Apache Server – What does it do?
Enough history, what does the Apache server actually do?
In essence, a web server has 3 functions:
- Read the URL sent to it and locate the folder/directory with the requested content.
- Translate this content into an instruction set that the end user’s web browser understands (HTML)
- Handle any non-html code found by calling the appropriate software handlers (ie PHP) to translate the code to HTML.
Structure – Understanding the directories
Apache usually has its main components spread over 3 directories, although Apache configuration may differ across different Linux distributions. Plesk, cPanel and a few other vendors create their own custom configurations. We are speaking about the normal configuration of Apache here.
- Apache Configuration Files: Apache configuration files are usually found under either /etc/httpd, /etc/apache or /etc/apache2. This directory may or may not contain many levels of sub-directories, depending on the Apache version and Linux distribution.
- Apache binaries/executables: Most Apache installs use two main executables – httpd (the http service) and apachectl (the control system). You can usually find both under /usr/sbin/ and can check by typing “which httpd” or “which apachectl“.
- Web Content: You may place web content under each user’s home directory, but the default is under the /var/www directory, which usually includes /var/www/html and /var/www/cgi-bin. Under Linux, the default first page that is automatically picked up by Apache is called either index.html or index.htm. Various index files may be specified in the Apache configuration. It is not uncommon to see index.php or even occasionally the Microsoft landing page file, Default.htm.

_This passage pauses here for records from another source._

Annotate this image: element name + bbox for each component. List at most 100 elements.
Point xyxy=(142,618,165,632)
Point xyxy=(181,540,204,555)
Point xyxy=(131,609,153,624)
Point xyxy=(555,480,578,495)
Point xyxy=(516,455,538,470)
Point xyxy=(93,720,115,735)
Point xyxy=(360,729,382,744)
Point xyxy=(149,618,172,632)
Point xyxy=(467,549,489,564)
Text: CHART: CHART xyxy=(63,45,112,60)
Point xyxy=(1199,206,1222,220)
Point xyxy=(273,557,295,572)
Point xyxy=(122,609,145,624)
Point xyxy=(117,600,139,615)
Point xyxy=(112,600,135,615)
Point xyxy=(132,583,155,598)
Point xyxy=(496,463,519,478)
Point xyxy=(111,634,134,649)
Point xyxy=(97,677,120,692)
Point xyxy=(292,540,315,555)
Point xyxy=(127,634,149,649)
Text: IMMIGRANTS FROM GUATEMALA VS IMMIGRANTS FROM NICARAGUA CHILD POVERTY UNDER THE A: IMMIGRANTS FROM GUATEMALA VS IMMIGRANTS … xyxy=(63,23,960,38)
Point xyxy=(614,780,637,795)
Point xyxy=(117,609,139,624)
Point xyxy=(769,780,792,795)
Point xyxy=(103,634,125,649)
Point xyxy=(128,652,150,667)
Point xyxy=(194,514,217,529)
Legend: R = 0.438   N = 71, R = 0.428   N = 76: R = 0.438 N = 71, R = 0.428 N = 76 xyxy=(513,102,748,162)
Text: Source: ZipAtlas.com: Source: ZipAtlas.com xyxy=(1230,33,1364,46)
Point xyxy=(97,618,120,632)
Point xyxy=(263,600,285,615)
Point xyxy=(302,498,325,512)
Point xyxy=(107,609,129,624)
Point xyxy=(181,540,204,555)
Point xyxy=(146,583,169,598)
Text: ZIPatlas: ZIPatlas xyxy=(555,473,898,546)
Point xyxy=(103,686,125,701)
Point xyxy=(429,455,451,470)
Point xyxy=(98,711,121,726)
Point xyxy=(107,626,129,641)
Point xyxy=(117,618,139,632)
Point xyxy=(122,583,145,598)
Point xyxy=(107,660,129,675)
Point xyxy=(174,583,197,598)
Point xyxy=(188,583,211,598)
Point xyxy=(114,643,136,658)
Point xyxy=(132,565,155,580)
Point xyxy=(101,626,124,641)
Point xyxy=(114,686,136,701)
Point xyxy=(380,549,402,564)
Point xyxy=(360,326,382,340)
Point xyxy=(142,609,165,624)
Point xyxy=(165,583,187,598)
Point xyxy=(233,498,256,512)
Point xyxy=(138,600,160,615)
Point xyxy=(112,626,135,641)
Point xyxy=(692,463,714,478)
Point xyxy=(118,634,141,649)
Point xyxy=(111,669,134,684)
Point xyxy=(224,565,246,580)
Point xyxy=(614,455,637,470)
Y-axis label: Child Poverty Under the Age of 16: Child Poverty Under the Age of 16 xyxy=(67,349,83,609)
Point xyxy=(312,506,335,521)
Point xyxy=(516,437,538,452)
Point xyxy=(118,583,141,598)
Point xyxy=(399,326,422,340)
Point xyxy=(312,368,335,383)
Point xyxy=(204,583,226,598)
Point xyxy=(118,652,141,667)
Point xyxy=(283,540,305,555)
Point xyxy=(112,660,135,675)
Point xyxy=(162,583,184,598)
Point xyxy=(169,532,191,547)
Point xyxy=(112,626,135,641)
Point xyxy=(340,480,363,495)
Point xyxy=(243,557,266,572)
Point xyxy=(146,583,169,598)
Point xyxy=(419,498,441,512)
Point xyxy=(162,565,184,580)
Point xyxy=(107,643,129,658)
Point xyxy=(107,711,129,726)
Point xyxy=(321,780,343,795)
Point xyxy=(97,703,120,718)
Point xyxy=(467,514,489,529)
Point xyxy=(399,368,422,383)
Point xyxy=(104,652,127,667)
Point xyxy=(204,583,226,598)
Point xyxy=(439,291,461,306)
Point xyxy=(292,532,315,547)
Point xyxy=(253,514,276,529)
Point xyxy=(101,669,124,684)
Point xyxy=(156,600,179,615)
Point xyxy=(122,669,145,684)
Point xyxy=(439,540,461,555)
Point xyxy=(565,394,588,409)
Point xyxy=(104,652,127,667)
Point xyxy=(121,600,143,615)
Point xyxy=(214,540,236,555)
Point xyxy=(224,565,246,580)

Structure – Understanding the configuration layout
The whole configuration is directed by ONE file – httpd.conf or apache.conf. This file contains directives to various includes in sub-directories. The structure of these varies by Linux distribution / Apache version. Administrators originally configured Apache Server using a MONOLITHIC configuration (all settings in one file). Even the virtual host (website) settings were in this file. If you have large installations with 600 to 1000 sites, the file becomes hard to manage. As a result, the httpd.conf file was split up. The most common sub-directories are conf.d and conf but modules.d and some other directories may also reside under /etc/apache2 (or /etc/httpd). Under these directories, it is common practice to use the format *-available and *-enabled for various features. The usual practice is to create a symbolic link from the *-available directory entry to the *-enabled directory.

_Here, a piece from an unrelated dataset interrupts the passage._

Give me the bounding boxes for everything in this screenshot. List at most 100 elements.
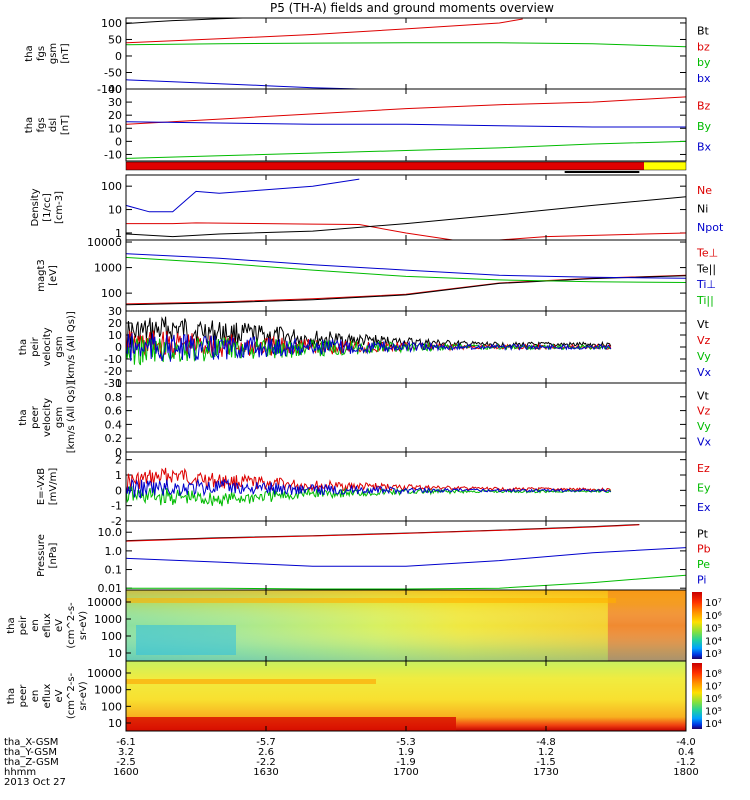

Configuration – httpd.conf
The httpd.conf file contains many configuration elements (called DIRECTIVES), but the main ones are as follows:
ServerName: This is usually the name of the host server on which Apache Server is running.
User and Group: The Username and Group which Apache will run it’s CHILD processes as. Apache always starts as root but does not serve any websites from this root instance. The root instance is the controller or PARENT and spawns CHILD processes to run each web request. You can restart the Apache service without interrupting any services.

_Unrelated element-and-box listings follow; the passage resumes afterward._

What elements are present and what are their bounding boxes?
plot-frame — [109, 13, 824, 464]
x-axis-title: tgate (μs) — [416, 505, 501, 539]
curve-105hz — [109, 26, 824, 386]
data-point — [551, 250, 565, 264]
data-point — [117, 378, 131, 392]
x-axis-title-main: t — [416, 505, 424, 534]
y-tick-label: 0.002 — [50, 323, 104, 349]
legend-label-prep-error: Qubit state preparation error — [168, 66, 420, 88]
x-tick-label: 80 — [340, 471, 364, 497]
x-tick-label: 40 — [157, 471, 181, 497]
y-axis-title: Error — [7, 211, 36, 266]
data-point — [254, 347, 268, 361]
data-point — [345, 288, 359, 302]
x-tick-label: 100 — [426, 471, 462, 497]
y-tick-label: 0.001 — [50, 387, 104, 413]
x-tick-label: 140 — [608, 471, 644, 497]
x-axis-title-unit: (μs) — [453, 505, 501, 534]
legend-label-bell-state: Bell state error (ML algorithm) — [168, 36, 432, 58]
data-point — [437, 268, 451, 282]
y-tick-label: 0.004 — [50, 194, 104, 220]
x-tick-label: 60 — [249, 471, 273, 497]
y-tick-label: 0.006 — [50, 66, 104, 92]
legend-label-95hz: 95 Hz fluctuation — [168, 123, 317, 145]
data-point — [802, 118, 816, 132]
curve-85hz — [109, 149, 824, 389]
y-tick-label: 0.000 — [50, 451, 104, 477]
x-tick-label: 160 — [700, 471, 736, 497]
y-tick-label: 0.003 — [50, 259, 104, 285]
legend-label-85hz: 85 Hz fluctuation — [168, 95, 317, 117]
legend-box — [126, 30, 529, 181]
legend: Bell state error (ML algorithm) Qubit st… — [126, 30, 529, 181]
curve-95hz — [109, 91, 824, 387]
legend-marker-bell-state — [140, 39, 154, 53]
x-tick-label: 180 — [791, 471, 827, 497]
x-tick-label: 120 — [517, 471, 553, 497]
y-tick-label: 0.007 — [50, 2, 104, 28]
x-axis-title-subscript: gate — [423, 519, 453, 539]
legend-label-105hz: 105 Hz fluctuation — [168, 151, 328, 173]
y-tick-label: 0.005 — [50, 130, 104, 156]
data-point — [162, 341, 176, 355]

Include: This calls the sections of configuration that have been split off from the original httpd.conf file. This enables us to group configurations by, for example, vhosts (websites) and modules. The “Include” directive is always an ABSOLUTE path ie Include “/etc/apache2/conf.d/includes/global.conf”. The administrator can also use wildcards ie Include “/etc/apache2/conf.modules.d/*.conf“.
Configuration – vhosts.conf
Virtualhost is Apache’s term for a website. In the early days, each website ran under its own IP address. To differentiate the MULTI-SITE per IP hosting, Apache used the term VIRTUALHOST. As a result. this can lead to some confusion since the advent of CLOUD and VIRTUALIZATION as a VIRTUAL HOST has a different connotation.
cPanel creates the VirtualHosts in the httpd.conf file. The usual construction is to keep these separate, usually in a file-per-site structure ie /etc/apache2/sites-available/mydomain.co.za.conf.
The virtualhost configuration starts with <Virtualhost *> and ends with </Virtualhost> – the syntax is close to an XML format. Any directives here override the global directives in httpd.conf. Here is a short example:
<VirtualHost *> ServerName mydomain.co.za ServerAlias www.mydomain.co.za DocumentRoot /var/www/html/mydomain.co.za ServerAdmin firstname.lastname@example.org <Directory "/"> AllowOverride All </Directory> </VirtualHost>
Security, .htaccess and the rest
Various security functions and modules exist for Apache. Let us look at some of the basics:
- In httpd.conf: Always turn off the Apache Server Info with ServerSignature Off and ExtendedStatus Off.
- In your website directories, you can control security and access through directives in the .htaccess file.
Full documentation can be found on the Apache foundation’s Apache website.